“Therefore I proposed to myself to very quietly walk into the dark room which troubled me, and (without a light) look out of the windows, and slowly return.”

“I shouldn’t have liked the office myself,” ejaculated Peace. “You may well call it a romance.”

“As for the matter of that, I confess it sounds like one,” returned Mr. Harker, “and I assure you every word I am saying is strictly correct. Romance and reality are much more intimately interwoven together than people generally suppose.”

“You are quite right there, sir,” cried one of the cardplayers, who had been listening so attentively to the narrative that he revoked.

Mr. Harker continued—

“I went. The very first step beyond the threshold dispelled my fears. I could see the glimmer of the stars through the glass, hear the rattle of the cabs outside. Why, it was quite a cheerful place, after all.

“Ha! there was a shuffling noise there by the closet! and then my fears returned and overpowered me. I strove to walk out like a tragedy hero; but my pace quickened as I neared the door and heard the shuffling noise close to me. The next moment a powerful hand was at my throat, and I lay helpless on the floor with the cold muzzle of a pistol to my head.
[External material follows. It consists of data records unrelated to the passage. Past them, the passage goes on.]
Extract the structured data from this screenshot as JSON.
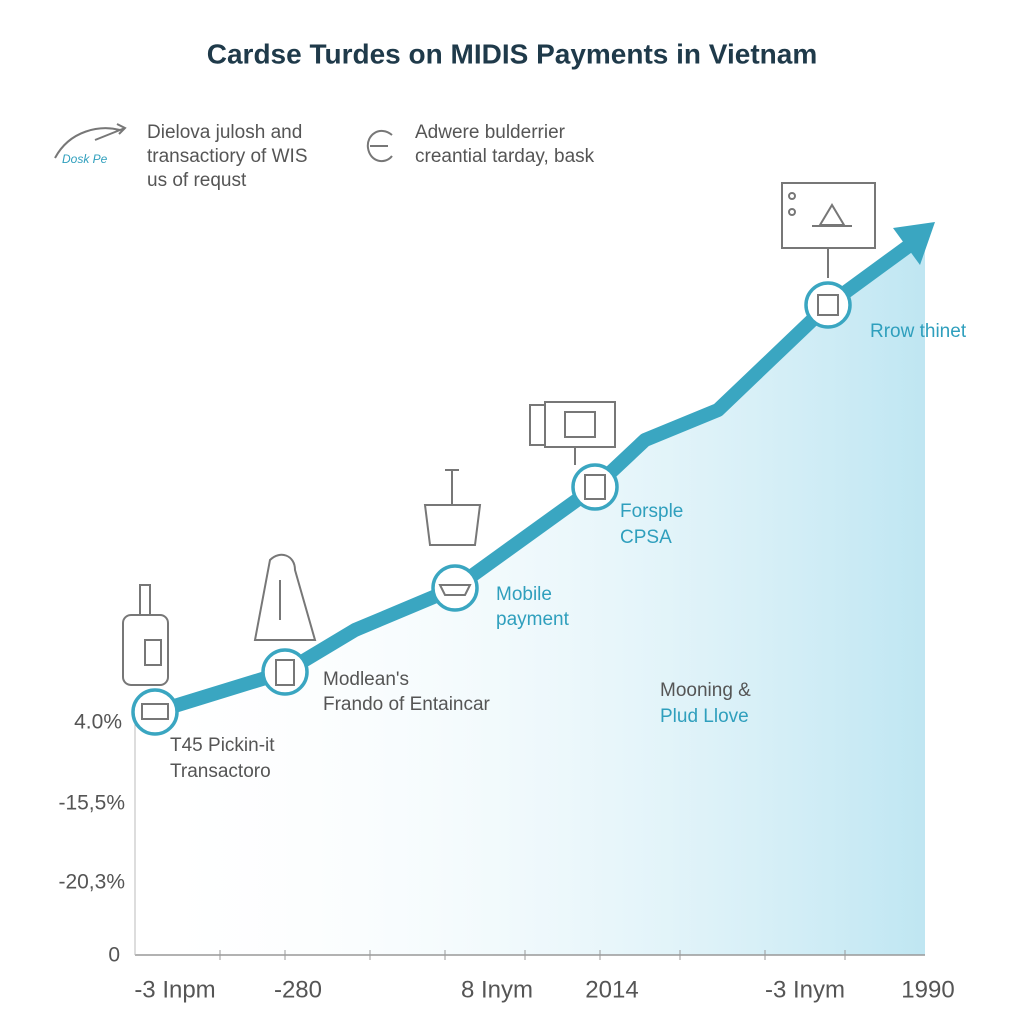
{
  "header": {
    "title": "Cardse Turdes on MIDIS Payments in Vietnam"
  },
  "legend": [
    {
      "icon_text": "Dosk Pe",
      "lines": [
        "Dielova julosh and",
        "transactiory of WIS",
        "us of requst"
      ]
    },
    {
      "lines": [
        "Adwere bulderrier",
        "creantial tarday, bask"
      ]
    }
  ],
  "y_axis_labels": [
    "4.0%",
    "-15,5%",
    "-20,3%",
    "0"
  ],
  "x_axis_labels": [
    "-3 Inpm",
    "-280",
    "8 Inym",
    "2014",
    "-3 Inym",
    "1990"
  ],
  "annotations": [
    {
      "lines": [
        "T45 Pickin-it",
        "Transactoro"
      ]
    },
    {
      "lines": [
        "Modlean's",
        "Frando of Entaincar"
      ]
    },
    {
      "lines": [
        "Mobile",
        "payment"
      ]
    },
    {
      "lines": [
        "Forsple",
        "CPSA"
      ]
    },
    {
      "lines": [
        "Mooning &",
        "Plud Llove"
      ]
    },
    {
      "lines": [
        "Rrow thinet"
      ]
    }
  ]
}
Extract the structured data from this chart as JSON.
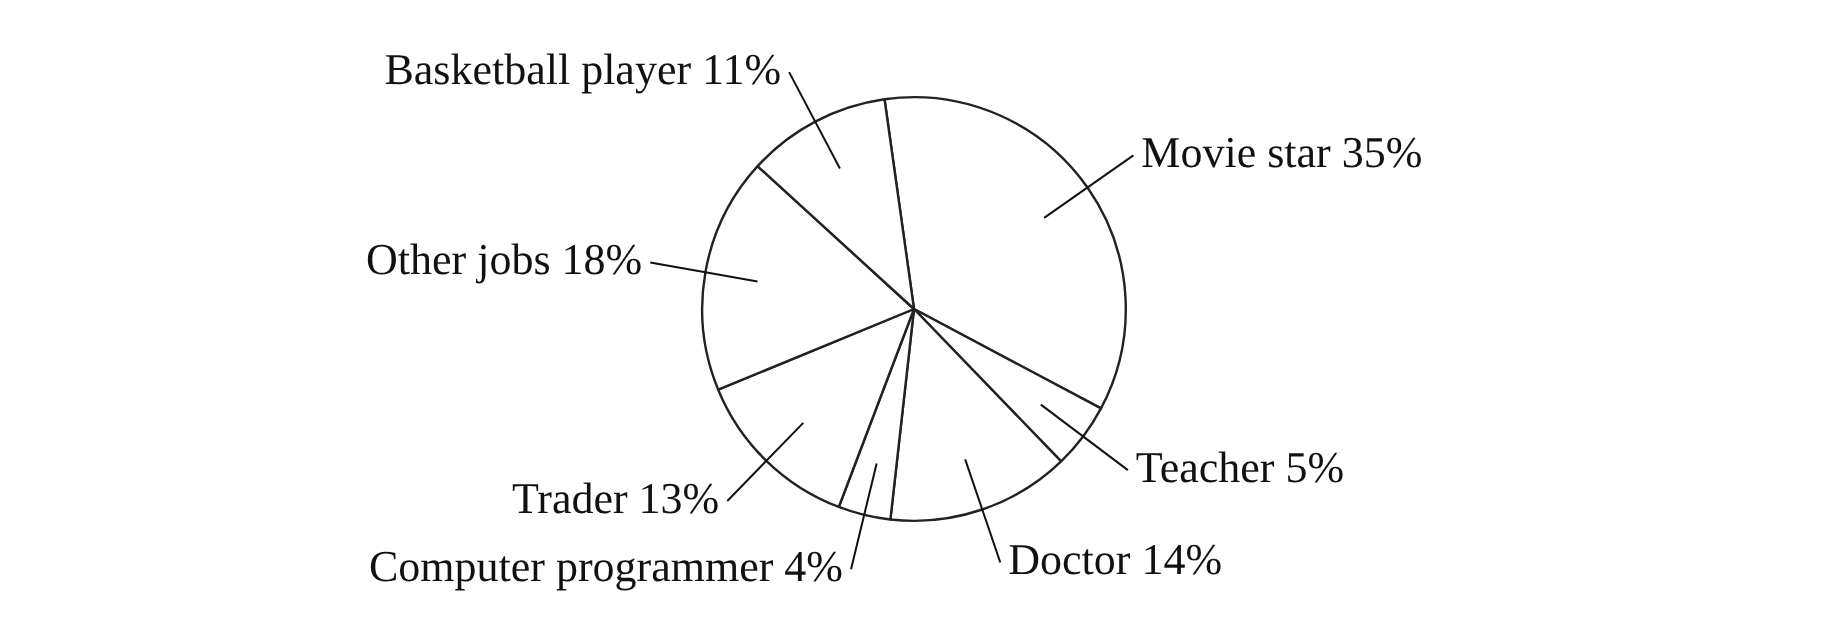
{
  "chart_data": {
    "type": "pie",
    "categories": [
      "Movie star",
      "Teacher",
      "Doctor",
      "Computer programmer",
      "Trader",
      "Other jobs",
      "Basketball player"
    ],
    "values": [
      35,
      5,
      14,
      4,
      13,
      18,
      11
    ],
    "value_labels": [
      "35%",
      "5%",
      "14%",
      "4%",
      "13%",
      "18%",
      "11%"
    ],
    "colors": [
      "#ffffff",
      "#ffffff",
      "#ffffff",
      "#ffffff",
      "#ffffff",
      "#ffffff",
      "#ffffff"
    ],
    "legend": false
  }
}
“I was bound, and dragged into the outer office, thrust into my chair, and confronted by two quiet-looking men, one of whom laid his revolver on the table, saying at the same time, with an ugly sneer—

“‘So, Brunton, we have caught you at last.’

“The speaker was a mild, intelligent looking man of about thirty-five. In a proper dress he would have looked like a High Church clergyman.